The 2021 Rugby League World Cup delivered plenty of highlights across the men’s, women’s and wheelchair tournaments – and we’ve picked out the top 10.
Greece’s World Cup debut
What a moment this was.
Rugby league was banned in Greece this time last year. And just months down the line, they made history by playing at their first ever Rugby League World Cup.
The Greeks lost all three of their group games, which was expected, but this year’s tournament was about much more than winning for them.
Coach Steve Georgallis included eight players from the Greek domestic competition in his squad, with players representing the likes of Aris Eagles, Attica Rhinos and Rhodes Knights.
They can now go back to Greece and genuinely develop rugby league in the country, which they weren’t allowed to do previously. A truly remarkable story.
Another nation who made their debut at the World Cup was Brazil – in the women’s tournament.
The Amazonas are a refreshing, success story of international rugby league. Every player in their squad was born in Brazil, and they’ll be much better off for their debut World Cup.
Brazil had a samba band that supported them at the World Cup opener against England in front of an 8,000-strong crowd at Headingley – how good!
And they brought the good vibes off the pitch, too, showing us their dance moves at every chance.
Jamaica’s first-ever World Cup try
Ben Jones-Bishop made history by scoring Jamaica’s first-ever try at a World Cup. And not only that, the 34-year-old did it against the number #1 ranked team in the world in New Zealand.
The Sheffield Eagles man also celebrated his 300th career appearance during the fixture at the MKM Stadium in Hull.
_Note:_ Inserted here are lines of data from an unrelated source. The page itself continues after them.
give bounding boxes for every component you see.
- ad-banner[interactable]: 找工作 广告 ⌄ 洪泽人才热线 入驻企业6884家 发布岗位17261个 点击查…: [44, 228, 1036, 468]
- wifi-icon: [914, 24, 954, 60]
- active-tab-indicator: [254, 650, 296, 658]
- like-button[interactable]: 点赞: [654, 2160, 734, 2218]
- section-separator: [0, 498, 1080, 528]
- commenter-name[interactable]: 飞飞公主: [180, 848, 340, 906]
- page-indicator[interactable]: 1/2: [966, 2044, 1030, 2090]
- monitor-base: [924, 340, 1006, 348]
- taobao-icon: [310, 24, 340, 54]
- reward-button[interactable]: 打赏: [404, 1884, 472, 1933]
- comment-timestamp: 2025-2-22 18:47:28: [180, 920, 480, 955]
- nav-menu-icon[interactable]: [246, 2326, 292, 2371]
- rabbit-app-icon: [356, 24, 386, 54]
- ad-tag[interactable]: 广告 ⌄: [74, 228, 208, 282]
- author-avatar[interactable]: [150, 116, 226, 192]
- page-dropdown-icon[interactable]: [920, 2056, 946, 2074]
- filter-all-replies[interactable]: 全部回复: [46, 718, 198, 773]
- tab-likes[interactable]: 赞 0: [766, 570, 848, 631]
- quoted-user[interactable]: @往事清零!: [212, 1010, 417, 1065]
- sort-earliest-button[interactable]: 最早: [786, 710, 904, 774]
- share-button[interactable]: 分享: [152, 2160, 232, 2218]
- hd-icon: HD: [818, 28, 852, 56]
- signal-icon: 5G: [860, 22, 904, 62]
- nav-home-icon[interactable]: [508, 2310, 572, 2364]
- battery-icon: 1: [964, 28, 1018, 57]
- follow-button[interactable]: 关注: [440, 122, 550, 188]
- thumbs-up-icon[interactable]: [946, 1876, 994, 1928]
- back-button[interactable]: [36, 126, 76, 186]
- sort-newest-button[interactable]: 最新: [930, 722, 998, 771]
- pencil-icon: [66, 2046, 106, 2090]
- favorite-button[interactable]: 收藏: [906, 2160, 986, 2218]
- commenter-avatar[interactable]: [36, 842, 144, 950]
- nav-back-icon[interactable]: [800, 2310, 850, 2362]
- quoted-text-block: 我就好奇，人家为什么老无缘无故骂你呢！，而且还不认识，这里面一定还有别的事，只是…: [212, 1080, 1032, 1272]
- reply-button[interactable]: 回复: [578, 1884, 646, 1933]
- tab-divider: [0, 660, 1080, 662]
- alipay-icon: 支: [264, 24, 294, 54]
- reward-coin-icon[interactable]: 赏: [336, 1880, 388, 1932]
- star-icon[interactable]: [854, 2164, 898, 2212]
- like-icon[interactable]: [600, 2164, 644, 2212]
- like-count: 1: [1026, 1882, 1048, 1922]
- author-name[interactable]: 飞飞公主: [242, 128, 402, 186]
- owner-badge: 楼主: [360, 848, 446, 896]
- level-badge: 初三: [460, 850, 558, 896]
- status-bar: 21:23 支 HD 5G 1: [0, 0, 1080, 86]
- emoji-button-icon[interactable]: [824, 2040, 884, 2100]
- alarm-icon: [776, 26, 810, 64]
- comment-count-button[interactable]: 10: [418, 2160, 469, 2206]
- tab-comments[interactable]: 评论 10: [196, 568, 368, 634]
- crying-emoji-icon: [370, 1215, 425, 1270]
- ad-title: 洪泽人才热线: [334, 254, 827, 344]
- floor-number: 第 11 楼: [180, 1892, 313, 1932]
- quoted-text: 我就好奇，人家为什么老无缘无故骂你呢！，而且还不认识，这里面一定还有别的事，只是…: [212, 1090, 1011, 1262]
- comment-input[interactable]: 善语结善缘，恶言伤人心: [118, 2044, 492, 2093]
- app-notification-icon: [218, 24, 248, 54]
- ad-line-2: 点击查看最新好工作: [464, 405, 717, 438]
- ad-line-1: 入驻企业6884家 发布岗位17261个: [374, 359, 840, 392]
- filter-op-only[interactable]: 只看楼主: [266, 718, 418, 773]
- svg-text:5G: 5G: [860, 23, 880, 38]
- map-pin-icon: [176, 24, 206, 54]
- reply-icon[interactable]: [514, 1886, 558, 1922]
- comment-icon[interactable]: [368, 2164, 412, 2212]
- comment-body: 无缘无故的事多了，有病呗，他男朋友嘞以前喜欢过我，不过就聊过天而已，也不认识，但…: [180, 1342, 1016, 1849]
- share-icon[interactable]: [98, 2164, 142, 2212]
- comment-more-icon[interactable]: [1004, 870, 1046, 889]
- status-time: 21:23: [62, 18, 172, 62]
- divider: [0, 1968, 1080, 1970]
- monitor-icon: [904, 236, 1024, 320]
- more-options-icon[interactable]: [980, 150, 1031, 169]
Jamaica were 68-0 down at the time, but that didn’t stop the celebrations as the full-back collected a kick to cross and score in the 74th minute.
The rise of Samoa
Another one for the history books as Samoa became the first-ever tier two side to make a World Cup final during the delayed 2021 tournament.
Matt Parish’s side couldn’t have opened their campaign any worse – losing 60-6 to England at Newcastle to the shock of many.
However, they went on to defeat France and Greece in the group stages before knocking out Tonga and England to reach the final against Australia.
The Noqu Masu
Fiji’s performance of the moving Noqu Masu was another highlight of the tournament, with 30,857 fans watching the hymn live across four fixtures and millions more viewing on from the edge of their seats at home.
Ahead of the tournament, forward Tui Kamikamica found it difficult to put into words just how special the Fijian hymn is and the emotions were there for all to see during the performances of it.
Siva Tau v Sipi Tau
One of the most memorable moments of the tournament came at Warrington’s Halliwell Jones Stadium during the quarter-final between Samoa and Tonga.
The two pacific nations performed their respective war dances at the same time and set up for a classic World Cup fixture as Samoa won 20-18.
The Tongan support
Are Tonga fans the most passionate in the sport? They definitely put up a good case during this year’s tournament. St Helens hosted two of their group fixtures, and the Tongan community showed their support in and around the ground during all their games – the third being held in Middlesbrough.
Tonga players were swarmed each time by supporters during their short journey from the team coach to the stadium entrances, and they certainly brought the party. NRL cult hero Fuifui Moimoi was also one of many amongst the celebrations!
Papua New Guinea are like everyone’s favorite second team, aren’t they?
I think everyone wants to see the Kumuls succeed in rugby league because we admire the passion they have for the game. Papua New Guinea and the Cook Islands are the only countries in the world where rugby league is the national sport after all.
The men’s side reached the quarter-finals, falling short to hosts England, whilst the women made it to the semi-finals.
The likes of Edwin Ipape and Elsie Albert can inspire the next generation to pick up a rugby ball.
It seemed like the nation fell in love with wheelchair rugby league this autumn. How good was it to see so many games shown live on the BBC by the way?
I was in town doing shopping the other day when I overheard two elderly men having a chat about how much they had gotten into wheelchair rugby league this World Cup. When talking about leaving a legacy, this is what we’re on about, inspiring people of all ages.
The wheelchair game has some immense athletes involved. Every player deserves all the credit they get for putting their bodies on the line because it’s brutal.
English role models
There were more eyes on the England women’s team than ever before, and they didn’t let us down.
These girls don’t get paid to play at their respective clubs, although Leeds will become the first team to do so in 2023. They play out of pure love for the game, and that love was evident in the tournament.
Emily Rudge is a proper captain. Caitlin Beevers is an exceptional athlete. Georgia Roche is a supremely talented halfback. Jodie Cunningham & Co have worked tirelessly for the women’s game to have the profile it’s now got in England.
These Lionesses deserve all the plaudits. They’ve inspired so many girls around the country that they can play rugby league.